Большинство литераторов хорошо понимает это – примером может служить позиция авторов приведенных выше рассказов. «Людовики» из прошлого, допрашивающие людей сегодня, собаки из лагерей, продолжающие поныне кидаться на невиновных, тупые бюрократы, продолжающие командовать во всех областях жизни – эти образы рождены не фантазией писателей, а самой окружающей действительностью. Звериный оскал теперешних «умеренных» лидеров лучше всего проявился в деле Андрея Синявского и Юлия Даниэля.

V

Я не буду рассказывать здесь о самом позорном суде над двумя писателями – обстоятельства суда хорошо известны, стенограммы заседаний и многие другие документы опубликованы на Западе. Я постараюсь дать только некоторые подробности, ускользнувшие от внимания иностранных наблюдателей, и мои личные впечатления.

Весть о внезапном аресте Синявского, Даниэля и Голомштока (искусствовед, соавтор Синявского по книге о Пикассо, позже превращенный в свидетеля на процессе) была, помню, встречена нами даже с недоверием. «Неужели уже началось опять? – спросил как бы сам себя мой друг, писатель. – По моим расчетам, еще рановато». Этот человек просидел в лагерях восемь лет, я – пять с половиной, и мы поняли друг друга с полуслова.

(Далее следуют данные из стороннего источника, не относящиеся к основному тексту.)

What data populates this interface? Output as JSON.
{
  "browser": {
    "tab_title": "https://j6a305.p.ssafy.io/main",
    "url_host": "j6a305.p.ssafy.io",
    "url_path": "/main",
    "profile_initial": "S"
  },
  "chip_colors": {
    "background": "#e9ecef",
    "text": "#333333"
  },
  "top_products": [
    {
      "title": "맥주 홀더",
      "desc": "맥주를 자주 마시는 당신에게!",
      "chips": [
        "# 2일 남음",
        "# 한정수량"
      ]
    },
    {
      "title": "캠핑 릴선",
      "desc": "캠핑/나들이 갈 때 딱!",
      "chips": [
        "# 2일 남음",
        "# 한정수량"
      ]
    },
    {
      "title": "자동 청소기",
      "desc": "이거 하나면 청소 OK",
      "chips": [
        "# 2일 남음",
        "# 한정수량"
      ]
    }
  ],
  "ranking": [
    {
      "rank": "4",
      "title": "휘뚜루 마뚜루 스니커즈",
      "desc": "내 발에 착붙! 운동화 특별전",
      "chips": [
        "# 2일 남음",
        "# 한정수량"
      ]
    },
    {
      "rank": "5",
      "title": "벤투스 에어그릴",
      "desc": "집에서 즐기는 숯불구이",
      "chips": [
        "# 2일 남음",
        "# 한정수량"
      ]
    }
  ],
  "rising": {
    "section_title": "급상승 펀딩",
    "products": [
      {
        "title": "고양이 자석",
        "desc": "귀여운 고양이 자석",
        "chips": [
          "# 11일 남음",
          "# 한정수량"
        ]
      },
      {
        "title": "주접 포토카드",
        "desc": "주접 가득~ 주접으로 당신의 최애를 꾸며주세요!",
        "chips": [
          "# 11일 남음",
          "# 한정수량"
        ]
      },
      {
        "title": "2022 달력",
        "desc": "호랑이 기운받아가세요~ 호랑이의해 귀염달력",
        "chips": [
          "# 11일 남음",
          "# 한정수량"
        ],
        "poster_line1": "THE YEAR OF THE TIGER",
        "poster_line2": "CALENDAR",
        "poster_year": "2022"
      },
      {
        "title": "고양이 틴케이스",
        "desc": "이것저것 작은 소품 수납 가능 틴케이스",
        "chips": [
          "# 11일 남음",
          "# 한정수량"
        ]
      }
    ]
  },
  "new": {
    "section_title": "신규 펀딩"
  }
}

Постепенно приходили новые подробности (в газетах четыре месяца не было ни слова об аресте). Стало известно, что Синявский – это Абрам Терц, чья повесть «Любимов» давно уже пользовалась успехом, и все терялись в догадках насчет автора. Появился в рукописи рассказ Даниэля «Говорит Москва». Мой коллега, журналист из ТАСС (они там самые осведомленные), позвонил мне по телефону и торжествующе закричал: «Есть! Уже о них узнали там! Пришло сообщение!» Тут же мы услышали о Синявском и Даниэле в передачах Би-Би-Си, «Голоса Америки», радио «Свобода».

Чем дальше, тем взволнованнее становились разговоры. Стал ясен капкан, в который угодили советские лидеры с этим арестом. Любой исход был для них плох: освободить писателей значило признать капитуляцию перед правдой и развязать руки еще более смелым критикам режима; судить – но ведь не за что! В уголовном кодексе нет статьи, карающей за публикацию литературных произведений за границей, и Пастернака, например, не судили за «Доктора Живаго». Все гадали, как выкрутятся Брежнев с Косыгиным из скандально-глупого положения, в которое поставили их ищейки КГБ.

В это время, в разгар этих толков и пересудов, у меня произошла встреча, все значение которой стало мне понятно только намного позже.

Я сидел в редакции журнала «Москва» и беседовал с женщиной-редактором прозы, когда в комнате появился пожилой, но этакий крепенький, здорового вида человек с водянисто-серыми глазами. На нем был дорогой вечерний костюм из черного крепа (встреча произошла около полудня), а под костюмом – теплый жилет ярко-бежевой, почти желтой шерсти. Вместе с красным галстуком это создавало занятное впечатление. Нас представили друг другу, и я узнал, что имел честь познакомиться с писателем-сатириком Аркадием Николаевичем Васильевым.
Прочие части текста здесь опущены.